Expertise welcome in policy making but gaps between what academics are giving and what parliament wants

Date: 8th April 2020

Experts in academic fields looking to share their research with policy makers are not givinglondoncloudy parliament information in a way that is helpful.

In a new study, the most in-depth research of its kind, the team from University College, London, POST, UK Parliament and the University of Reading investigated how research evidence is used in the UK Parliament.

The team found that UK law makers are keen to use research evidence in policy making but academic research suffers from low visibility in a busy information landscape and is often overly specialised for a policy audience.

The paper, published in Evidence & Policy also found that some select committees were more likely to use research evidence if it had been submitted formally through as an evidence submission, and that low levels of proactive engagement from the Higher Education sector meant that academics weren't having as influential impact on Parliament as charities.

Dr Chris Tyler, Director of Research and Policy in University College London's Department of Science, Technology, Engineering and Public Policy (UCL STEaPP) said:

"Academia is crucial in helping the UK's parliament have the best and most up to date evidence possible to make decisions. However, our study has found that there is a significant gap between what law makers are looking for and what academia is providing."

MPs and Lords, and their staff and officials who took part in the research study said that they welcome academic research to help support their work but warn that it can be difficult to obtain and understand, is often overly specialised for a policy audience, and is often out of step with the timing of parliamentary decision-making processes, such as select committee inquiries.

The authors suggest that deeper engagement between the higher education sector and parliaments could enhance each other's ability to address key social and economic challenges, but that achieving this would require changes to incentive and support structures in academia, such as promotion criteria and editorial and comms support.

Dr David Rose, co-author of the paper from the University of Reading said:

"Parliamentarians have certainly not had enough of experts and do want to use research evidence to support their work, but it must be credible, easy-to-understand, accessible, and timely.

"This is certainly true in the current situation as government and parliament has had to respond to the Covid-19 pandemic. The familiar sight of experts in health and science flanking a cabinet member in the daily 10 Downing Street press briefings is a powerful reminder of the way that academia is informing policy.

"However, policy makers that we spoke to said that the Higher Education Sector in particular is often failing to provide evidence that meets expectations except on credibility. We also note with some interest that parliamentarians and staff place a high bar on evidence that has been submitted formally, especially when it comes to Select Committees.

"Universities and academics that are not regularly engaging with calls for written evidence are running the risk of not having their work included in policy discussions - which crucially deprives law makers of the best available evidence to hold government to account."

The study was supported by POST, UK Parliament, which acts as a bridge between research and evidence to ensure that the best available research evidence is brought to bear on the legislative process and scrutiny of Government​.

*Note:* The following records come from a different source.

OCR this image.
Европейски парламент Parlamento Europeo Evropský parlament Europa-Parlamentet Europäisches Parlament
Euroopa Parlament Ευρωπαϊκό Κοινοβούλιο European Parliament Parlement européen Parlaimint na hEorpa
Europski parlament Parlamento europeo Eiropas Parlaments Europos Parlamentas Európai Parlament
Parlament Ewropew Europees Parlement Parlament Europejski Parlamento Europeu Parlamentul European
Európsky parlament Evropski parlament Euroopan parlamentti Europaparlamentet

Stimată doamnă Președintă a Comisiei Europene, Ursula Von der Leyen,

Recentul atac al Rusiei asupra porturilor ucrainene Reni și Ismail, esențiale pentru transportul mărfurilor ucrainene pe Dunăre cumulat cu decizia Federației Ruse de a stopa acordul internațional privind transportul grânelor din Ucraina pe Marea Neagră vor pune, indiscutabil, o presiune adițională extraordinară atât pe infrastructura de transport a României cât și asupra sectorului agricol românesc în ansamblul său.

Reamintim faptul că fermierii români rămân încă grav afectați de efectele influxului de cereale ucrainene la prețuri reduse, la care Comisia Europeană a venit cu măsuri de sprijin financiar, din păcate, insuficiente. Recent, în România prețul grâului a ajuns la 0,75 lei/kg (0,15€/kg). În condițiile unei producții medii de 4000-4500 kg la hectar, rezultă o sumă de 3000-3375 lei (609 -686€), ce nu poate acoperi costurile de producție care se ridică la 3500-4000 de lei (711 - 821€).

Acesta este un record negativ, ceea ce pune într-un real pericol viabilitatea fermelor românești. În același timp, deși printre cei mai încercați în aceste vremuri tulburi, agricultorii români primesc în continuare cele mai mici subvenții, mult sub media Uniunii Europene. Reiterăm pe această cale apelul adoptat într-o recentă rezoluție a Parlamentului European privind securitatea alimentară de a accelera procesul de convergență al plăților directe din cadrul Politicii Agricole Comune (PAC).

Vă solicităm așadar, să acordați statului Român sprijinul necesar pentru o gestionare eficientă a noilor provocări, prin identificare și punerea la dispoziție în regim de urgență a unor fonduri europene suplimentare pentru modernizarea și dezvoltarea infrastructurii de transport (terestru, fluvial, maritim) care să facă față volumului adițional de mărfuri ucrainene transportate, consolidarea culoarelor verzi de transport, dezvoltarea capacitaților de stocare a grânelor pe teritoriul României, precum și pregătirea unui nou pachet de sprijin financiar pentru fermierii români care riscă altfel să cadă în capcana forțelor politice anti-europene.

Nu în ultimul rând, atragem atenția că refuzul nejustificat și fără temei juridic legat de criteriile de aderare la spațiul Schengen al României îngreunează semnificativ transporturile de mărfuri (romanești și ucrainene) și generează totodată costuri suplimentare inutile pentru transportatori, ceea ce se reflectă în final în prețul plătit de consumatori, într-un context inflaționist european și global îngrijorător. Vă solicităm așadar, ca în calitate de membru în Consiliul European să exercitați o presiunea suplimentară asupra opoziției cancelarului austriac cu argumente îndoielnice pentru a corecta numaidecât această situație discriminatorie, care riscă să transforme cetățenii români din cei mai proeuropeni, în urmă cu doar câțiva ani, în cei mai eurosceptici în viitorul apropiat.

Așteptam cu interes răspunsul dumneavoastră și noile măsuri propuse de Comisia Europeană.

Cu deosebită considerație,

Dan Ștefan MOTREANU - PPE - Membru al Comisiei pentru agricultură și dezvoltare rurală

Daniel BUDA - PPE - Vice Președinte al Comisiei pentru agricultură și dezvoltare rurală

Dr Grant Hill-Cawthorne, Head of POST said: "The findings of this research has helped shape POST's ongoing strategy. POST now has a dedicated Knowledge Exchange Unit to broker connections between academics and parliamentary staff, and train academics on how to engage effectively with Parliament."

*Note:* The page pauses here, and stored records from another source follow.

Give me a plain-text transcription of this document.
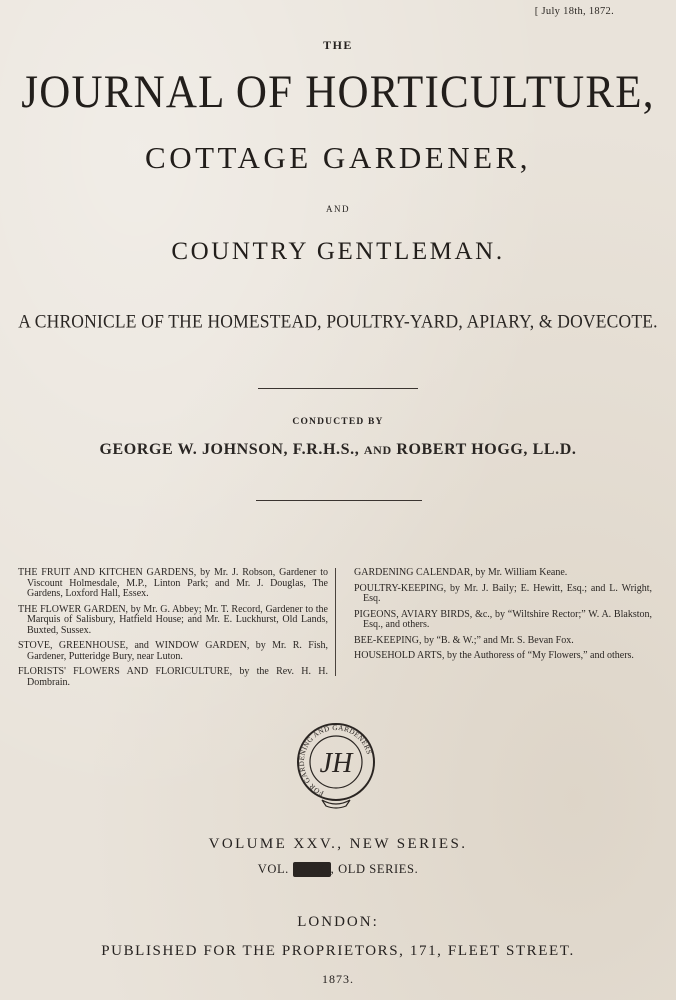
[ July 18th, 1872.
THE
JOURNAL OF HORTICULTURE,
COTTAGE GARDENER,
AND
COUNTRY GENTLEMAN.
A CHRONICLE OF THE HOMESTEAD, POULTRY-YARD, APIARY, & DOVECOTE.
CONDUCTED BY
GEORGE W. JOHNSON, F.R.H.S., AND ROBERT HOGG, LL.D.

THE FRUIT AND KITCHEN GARDENS, by Mr. J. Robson, Gardener to Viscount Holmesdale, M.P., Linton Park; and Mr. J. Douglas, The Gardens, Loxford Hall, Essex.

THE FLOWER GARDEN, by Mr. G. Abbey; Mr. T. Record, Gardener to the Marquis of Salisbury, Hatfield House; and Mr. E. Luckhurst, Old Lands, Buxted, Sussex.

STOVE, GREENHOUSE, and WINDOW GARDEN, by Mr. R. Fish, Gardener, Putteridge Bury, near Luton.

FLORISTS' FLOWERS AND FLORICULTURE, by the Rev. H. H. Dombrain.

GARDENING CALENDAR, by Mr. William Keane.

POULTRY-KEEPING, by Mr. J. Baily; E. Hewitt, Esq.; and L. Wright, Esq.

PIGEONS, AVIARY BIRDS, &c., by “Wiltshire Rector;” W. A. Blakston, Esq., and others.

BEE-KEEPING, by “B. & W.;” and Mr. S. Bevan Fox.

HOUSEHOLD ARTS, by the Authoress of “My Flowers,” and others.

FOR GARDENING AND GARDENERS
JH
VOLUME XXV., NEW SERIES.
VOL. XLIX., OLD SERIES.
LONDON:
PUBLISHED FOR THE PROPRIETORS, 171, FLEET STREET.
1873.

Full citation: Rose, D., Kenny, C., Hobbs, A. and Tyler, C. (2020) Improving the use of evidence in legislatures: the case of the UK Parliament, Evidence & Policy,, 1-20, DOI: 10.1332/174426420X15828100394351


The study was funded by the Economic and Social Research Council. It was part of a larger knowledge exchange project, in partnership with University College London (UCL), and with the support of ESRC, to establish a social science section in POST to embed social science across POST's work and understand the ways in which research is used in Parliament to enhance knowledge and practice about effective knowledge exchange.

In October 2019, POST secured funding from the ESRC for a further phase of the Social Science Section (2019-2022). The funding is to enable POST to strengthen capacity across Parliament in research use and appraisal, expand the work of its Knowledge Exchange Unit (KEU) to support UK Parliament to broker relationships with a more diverse group of academic and other research stakeholders, and to facilitate more opportunities for UK Parliament, UK Higher Education Institutes and research funders to work together in more systematic and collaborative ways.

The project is a partnership with UCL and UPEN (Universities Policy Engagement Network) - a collaboration of over 40 universities across the UK who are working to provide a more coordinated, efficient, and enhanced offer across universities to those working in policy.